38 thoughts on “Running. With Planks.”

  1. Oh my goodness, DK, is it wrong that I laughed til I cried reading through this post? I told ya, pal, you’ve got to work your way up on the planks, build endurance over time, not just hit the bricks and expect to hang out effortlessly for 3-4 minutes. You can see, though, how this exercise can be a powerful means of building strength throughout your core, front and back. Keep with it, my friend, you’ll be knocking off two minute stretches in no time. Meanwhile, enjoy that nap. It’s well earned…. 🙂

    1. Ahhhh, yes, here she is. The provocateur. Sending me Rice Krispee Bar recipes behind the scenes, stuffing me full and then throwing out the encouragements. You wicked woman.

  2. You have me beat today anyway. I haven’t run since Thursday and today was a perfect day to run.

    Oh well, if the horse doesn’t run away I’ll get back on him tomorrow. I shouldn’t feel bad, but thankful I can run during my lunch break at work, right?

  3. I have to admit I laughed ’til I cried. You made pain sound funny. Running once a month won’t do it, David. And sitting in meetings doesn’t count as practice. Hope your run & nap got you to a good early start of the work week. Now I have to try…1 plank.

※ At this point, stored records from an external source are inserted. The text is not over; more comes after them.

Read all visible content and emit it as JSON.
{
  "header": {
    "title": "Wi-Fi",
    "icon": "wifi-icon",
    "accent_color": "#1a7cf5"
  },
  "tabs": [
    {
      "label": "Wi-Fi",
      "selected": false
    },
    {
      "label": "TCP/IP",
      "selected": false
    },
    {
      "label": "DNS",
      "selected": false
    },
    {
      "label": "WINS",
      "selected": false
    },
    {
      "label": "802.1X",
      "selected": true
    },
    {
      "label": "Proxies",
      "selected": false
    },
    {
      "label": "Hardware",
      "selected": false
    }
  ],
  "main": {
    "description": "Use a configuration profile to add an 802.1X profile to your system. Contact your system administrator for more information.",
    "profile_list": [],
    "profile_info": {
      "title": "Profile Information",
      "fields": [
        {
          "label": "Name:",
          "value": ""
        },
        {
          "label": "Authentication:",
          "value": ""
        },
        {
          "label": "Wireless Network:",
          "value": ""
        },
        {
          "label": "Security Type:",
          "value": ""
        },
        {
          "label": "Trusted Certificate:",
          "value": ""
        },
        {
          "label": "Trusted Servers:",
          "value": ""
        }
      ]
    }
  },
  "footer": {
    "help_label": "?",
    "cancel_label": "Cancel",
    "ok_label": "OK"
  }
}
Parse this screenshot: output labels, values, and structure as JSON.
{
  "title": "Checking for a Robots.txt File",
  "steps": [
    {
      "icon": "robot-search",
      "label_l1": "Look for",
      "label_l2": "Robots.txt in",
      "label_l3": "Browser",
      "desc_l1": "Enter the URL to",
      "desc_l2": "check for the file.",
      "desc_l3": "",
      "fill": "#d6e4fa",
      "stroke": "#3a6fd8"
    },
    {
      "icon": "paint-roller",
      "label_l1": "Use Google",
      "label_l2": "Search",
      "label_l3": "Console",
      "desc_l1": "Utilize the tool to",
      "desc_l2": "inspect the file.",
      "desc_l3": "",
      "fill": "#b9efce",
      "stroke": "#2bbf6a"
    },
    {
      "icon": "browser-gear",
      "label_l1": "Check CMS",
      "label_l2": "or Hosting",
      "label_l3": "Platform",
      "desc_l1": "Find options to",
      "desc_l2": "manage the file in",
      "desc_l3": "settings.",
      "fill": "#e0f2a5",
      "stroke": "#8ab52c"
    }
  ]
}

  4. yay for the run and for trying the planking, i did kind of smile too as you described your body and thought process throughout. i’m not very good yet at planking, but you do build up your stamina quickly if you do it a bit everyday. start small and do it just for a short duration, but do it in proper form, and before too long you’ll find yourself enduring longer periods of planking without too much suffering. if not, then keep up the runs and the humor and the writing –

    1. David, I laughed out loud at this post! Which, by the way, is really good for my abs. So, here’s the workout plan: more laughter (especially at yourself), lay on the floor with babies and dogs, and celebrate that 110 second plank and 7 plus mile run (try jumping around and waving your arms, a great calorie burner)—-WOOT! WOOT!

    2. OK, Beth. I’m going to stick to it. I can’t say you’ll see any additional posts on the topic until I cross the winning threshold. There is Man-Pride to contend with here.

    1. I had to look up hair shirt. Didn’t know what it was. LAUGHING! Comment of the Day. Love it!

      A cilice /ˈsɪlɨs/ was originally a garment or undergarment made of coarse cloth or animal hair (a hairshirt) worn close to the skin. It was used in some religious traditions to induce discomfort or pain as a sign of repentance and atonement.

  5. Once you drop your head you’re pretty much screwed. It’s hard to recover after you’ve done that. Try separating your legs, clasping your hands together, and listening to some kick ass music.